The second session of the first day concentrated on the issue of ‘Shipowners: The new landscape’. The discussion focused on emissions, the importance of shipping to Europe, freight markets and public shipping companies. Views were expressed that speed reduction would achieve emissions reduction immediately. It was further noted that we should learn from the technologies adopted in other industries.
The third panel of the first day explored the theme ‘Are there brighter days ahead for Shipping?’. It was suggested that decarbonisation and digitalisation are shipping’s key drivers. The shipowners’ widespread commitment to improving the industry’s impact on the environment was duly noted while the importance of the human factor and attracting talent were also emphasised.
The second day of the conference began with a panel discussion on the theme “Is competitiveness the price of environmental protection?”. The panelists suggested that environmental protection represents not only a challenge but also an opportunity to drive innovation. LNG’s features to meeting future environmental targets was discussed, while the panel concluded that consumer power will drive environmental change; and its influence is building quickly and aggressively.

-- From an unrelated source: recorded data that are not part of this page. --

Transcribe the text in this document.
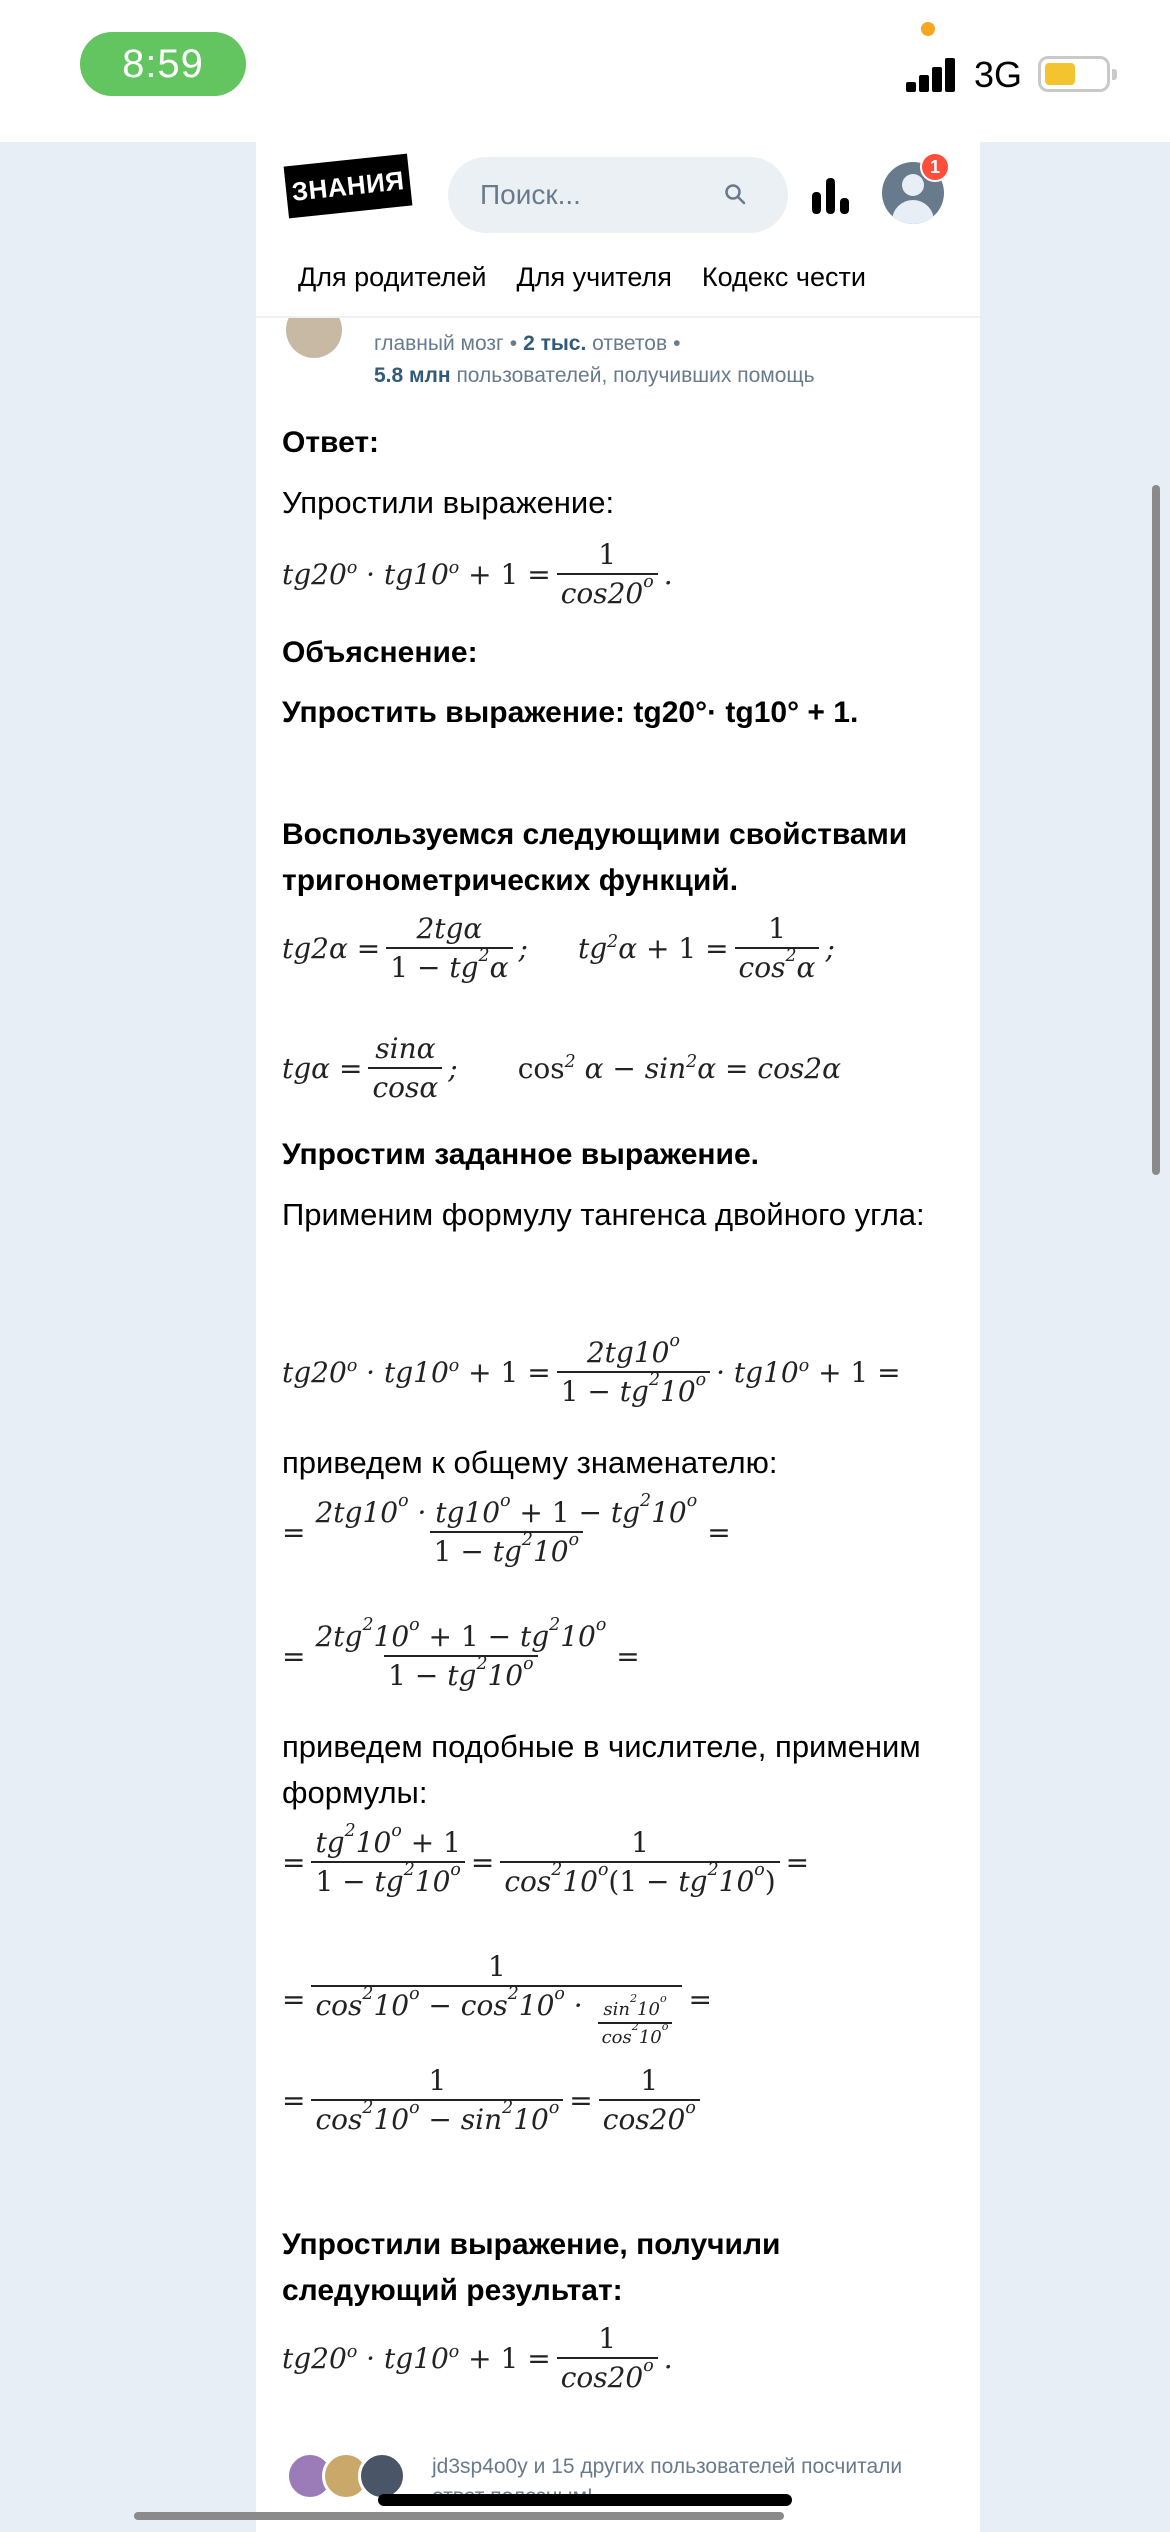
8:59	3G
главный мозг • 2 тыс. ответов •
5.8 млн пользователей, получивших помощь
ЗНАНИЯ	Поиск...
1
Для родителей Для учителя Кодекс чести
Ответ:
Упростили выражение:
tg20 o · tg10 o
+ $1 = \frac{1}{\cos 20^o}$ .
Объяснение:
Упростить выражение: tg20°· tg10° + 1.
Воспользуемся следующими свойствами тригонометрических функций.
$tg2\alpha = \frac{\text{2tgα}}{1 - tg^2\alpha}$ ;
tg 2 $\alpha + 1 = \frac{1}{\cos^2\alpha}$ ;
$tg\alpha = \frac{\sin\alpha}{\cos\alpha}$ ; cos 2 α − sin 2 α = cos2α
Упростим заданное выражение.
Применим формулу тангенса двойного угла:
tg20 o · tg10 o
+ $1 = \frac{2tg10^o}{1 - tg^210^o} \cdot tg10$ o
+ 1 =
приведем к общему знаменателю:
= $\frac{2tg10^o \cdot tg10^o + 1 - tg^210^o}{1 - tg^210^o}$ =
= $\frac{2tg^210^o + 1 - tg^210^o}{1 - tg^210^o}$ =
приведем подобные в числителе, применим формулы:
= $\frac{tg^210^o + 1}{1 - tg^210^o} = \frac{1}{\cos^210^o(1 - tg^210^o)}$ =
= $\frac{1}{\cos^210^o - \cos^210^o \cdot \frac{\sin^210^o}{\cos^210^o}}$ =
= $\frac{1}{\cos^210^o - \sin^210^o} = \frac{1}{\cos 20^o}$
Упростили выражение, получили следующий результат:
tg20 o · tg10 o
+ $1 = \frac{1}{\cos 20^o}$ .
jd3sp4o0y и 15 других пользователей посчитали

The second panel of the second day was titled ‘Managing Change: Disruption or destruction?’. The importance of the human element was underlined, with acknowledgement that diversity and inclusion will be central to adapting to the challenges ahead. The panel shared the view that education of the younger generation is the starting point to ensuring the opportunities in shipping.
The final session of the day was an interactive one called ‘Register your Voice’ which provided young people with a platform to discuss their vision for the maritime industry, blue growth goals, career prospects and concerns, and to determine potential solutions to challenging issues.
On the last day, deliberations began with a panel discussion on ‘Seafarer to e-farer’ where the panel discussed how technology affects the education and training needs of seafarers and they stressed the need for continuous adaptation. Seafarers must have specialised training in all disciplines so that they are adaptive. And irrespective of the advancement of technology, the human factor and the sea experience remain as vital elements in shipping, they outlined.
The final session of the successful conference addressed ‘Raising finance: a whole new ball game’ which questioned the impact of ownership structures and considered the particular challenges for smaller shipowners.
Conference Chairman and permanent secretary at the Deputy Shipping Ministry Costas Iacovou, offered the concluding remarks to the conferences thanking all the delegates, participants and high calibre speakers, panellists and moderators as well as the conference sponsors and co-organisers, the Cyprus Shipping Chamber and the Cyprus Union of Shipowner and as the shipping industry often does, looked ahead and to the next Maritime Conference, set to be held in 2021.